Birmingham, Greater Manchester and Oxford have all committed to procure only zero-emission buses from 2025 in a bid to reduce air pollution and make their cities ‘healthier.’
The leaders of the three authorities signed up to the C40 Fossil-Fuel-Free Streets Declaration which includes a series of targets aimed at making cities zero emission by 2030.
They join other cities such as London, Tokyo, Seoul, Warsaw and Oslo.
Signatories to the Declaration ‘envision a future where walking, cycling and shared transport are how the majority of citizens move around our cities.’

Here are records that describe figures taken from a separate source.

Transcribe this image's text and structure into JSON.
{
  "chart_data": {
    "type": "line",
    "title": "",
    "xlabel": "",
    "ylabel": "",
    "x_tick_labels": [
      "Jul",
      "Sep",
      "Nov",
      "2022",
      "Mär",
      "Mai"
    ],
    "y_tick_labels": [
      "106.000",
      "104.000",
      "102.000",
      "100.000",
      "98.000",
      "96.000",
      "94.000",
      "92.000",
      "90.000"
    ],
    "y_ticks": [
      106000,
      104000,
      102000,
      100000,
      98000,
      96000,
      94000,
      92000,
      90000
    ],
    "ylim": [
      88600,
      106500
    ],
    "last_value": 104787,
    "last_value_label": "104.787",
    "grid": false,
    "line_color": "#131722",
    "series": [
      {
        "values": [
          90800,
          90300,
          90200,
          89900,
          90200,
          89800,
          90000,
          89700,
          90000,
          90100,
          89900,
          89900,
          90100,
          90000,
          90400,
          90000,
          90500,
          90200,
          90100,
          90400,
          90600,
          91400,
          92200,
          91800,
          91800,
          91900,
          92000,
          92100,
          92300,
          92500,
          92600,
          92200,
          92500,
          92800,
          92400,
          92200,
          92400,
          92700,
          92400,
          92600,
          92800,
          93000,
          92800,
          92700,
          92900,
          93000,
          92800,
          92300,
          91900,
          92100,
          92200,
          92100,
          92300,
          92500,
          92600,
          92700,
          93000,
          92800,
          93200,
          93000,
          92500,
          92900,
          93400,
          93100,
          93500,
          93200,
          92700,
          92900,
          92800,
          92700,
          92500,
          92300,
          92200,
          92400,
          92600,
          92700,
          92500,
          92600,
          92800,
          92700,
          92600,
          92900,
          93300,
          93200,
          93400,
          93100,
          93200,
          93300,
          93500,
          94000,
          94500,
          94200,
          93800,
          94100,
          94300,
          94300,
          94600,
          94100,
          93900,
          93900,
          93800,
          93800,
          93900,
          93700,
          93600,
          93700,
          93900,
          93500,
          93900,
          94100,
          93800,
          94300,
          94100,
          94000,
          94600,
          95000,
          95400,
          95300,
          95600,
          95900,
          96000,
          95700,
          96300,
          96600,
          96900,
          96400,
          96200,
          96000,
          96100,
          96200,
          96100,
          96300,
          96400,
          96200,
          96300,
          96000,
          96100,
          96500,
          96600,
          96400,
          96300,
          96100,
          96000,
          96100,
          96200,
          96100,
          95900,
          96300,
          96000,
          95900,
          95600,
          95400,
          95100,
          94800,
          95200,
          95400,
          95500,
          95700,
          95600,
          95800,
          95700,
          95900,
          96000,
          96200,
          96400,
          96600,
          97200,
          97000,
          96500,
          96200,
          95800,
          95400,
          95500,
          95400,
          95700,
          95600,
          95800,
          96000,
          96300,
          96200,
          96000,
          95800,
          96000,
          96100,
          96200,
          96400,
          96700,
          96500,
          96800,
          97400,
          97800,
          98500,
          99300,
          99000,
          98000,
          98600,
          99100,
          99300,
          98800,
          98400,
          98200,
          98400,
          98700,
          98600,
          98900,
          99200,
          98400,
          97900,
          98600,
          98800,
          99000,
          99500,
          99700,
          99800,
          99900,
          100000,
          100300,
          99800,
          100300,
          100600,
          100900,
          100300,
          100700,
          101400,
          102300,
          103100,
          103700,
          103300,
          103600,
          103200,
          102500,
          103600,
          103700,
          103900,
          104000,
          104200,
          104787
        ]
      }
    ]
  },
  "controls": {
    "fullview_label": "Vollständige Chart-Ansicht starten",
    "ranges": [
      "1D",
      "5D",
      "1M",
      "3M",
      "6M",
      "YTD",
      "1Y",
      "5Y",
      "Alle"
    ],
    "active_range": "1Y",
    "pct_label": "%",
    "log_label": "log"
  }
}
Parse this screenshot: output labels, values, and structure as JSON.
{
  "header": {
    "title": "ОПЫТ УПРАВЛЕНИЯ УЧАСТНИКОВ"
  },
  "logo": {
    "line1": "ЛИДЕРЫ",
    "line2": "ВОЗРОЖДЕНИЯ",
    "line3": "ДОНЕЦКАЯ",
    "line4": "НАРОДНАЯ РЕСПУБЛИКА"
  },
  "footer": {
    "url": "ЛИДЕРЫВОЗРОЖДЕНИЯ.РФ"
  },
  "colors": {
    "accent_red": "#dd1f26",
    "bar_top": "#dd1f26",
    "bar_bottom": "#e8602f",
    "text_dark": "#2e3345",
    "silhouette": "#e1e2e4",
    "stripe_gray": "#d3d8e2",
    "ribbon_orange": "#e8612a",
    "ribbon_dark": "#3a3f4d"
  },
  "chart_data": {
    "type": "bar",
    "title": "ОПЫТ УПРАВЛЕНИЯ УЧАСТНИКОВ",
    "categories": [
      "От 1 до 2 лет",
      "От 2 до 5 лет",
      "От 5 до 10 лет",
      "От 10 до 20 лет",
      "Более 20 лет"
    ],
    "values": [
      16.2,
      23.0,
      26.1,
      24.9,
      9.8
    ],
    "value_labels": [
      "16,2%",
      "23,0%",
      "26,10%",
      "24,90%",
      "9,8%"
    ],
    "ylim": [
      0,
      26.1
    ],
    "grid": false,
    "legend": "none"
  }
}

Along with a number of other targets, the leaders of Birmingham, Greater Manchester and Oxford will now be required to collaborate with suppliers, fleet operators and businesses to accelerate the shift to zero-emission vehicles and reducing vehicle miles in cities.
Air pollution currently cuts short about 40,000 lives across the UK every year, and health experts have warned that there is no safe level of NO2.
‘Today, I stand alongside the mayors of some of the greatest cities in the world. I’m committed to a cleaner, greener and healthier future for Greater Manchester,’ said mayor of Greater Manchester, Andy Burnham.
‘Around a third of greenhouse gas emissions in our city-region come from transport and road traffic is the biggest source of air pollution.
‘We are currently developing a Clean Air Plan for Greater Manchester to help tackle this urgent health and environmental issue.’
Cllr Waseem Zaffar, cabinet member for transport and environment at Birmingham City Council, said: ’In Birmingham, we are committed to addressing the issue of air quality and are currently working on proposals for a Clean Air Zone which will see the most polluting vehicles charged to enter the city centre as we move to encourage more people to walk, cycle or use public transport instead.
‘We want to work with our partners at Transport for West Midlands to bring forward the cleanest bus fleet possible to help us achieve a city where our children, their children and future generations to come all have access to clean air, as is their basic human right.’
‘Oxford City Council is listening intently to the Oxford scientists and their warnings about the threat of a warming world and air pollution,’ said Tom Hayes, Oxford City Council Cabinet member for a safer and greener environment.
‘The rise in temperatures isn’t inevitable, it’s a choice, and this city council chooses a sustainable city that works for everyone.
‘From 2020, we’re set to become the world’s first zero emissions zone to clean up our dirty air and reduce the harmful effects of pollution.’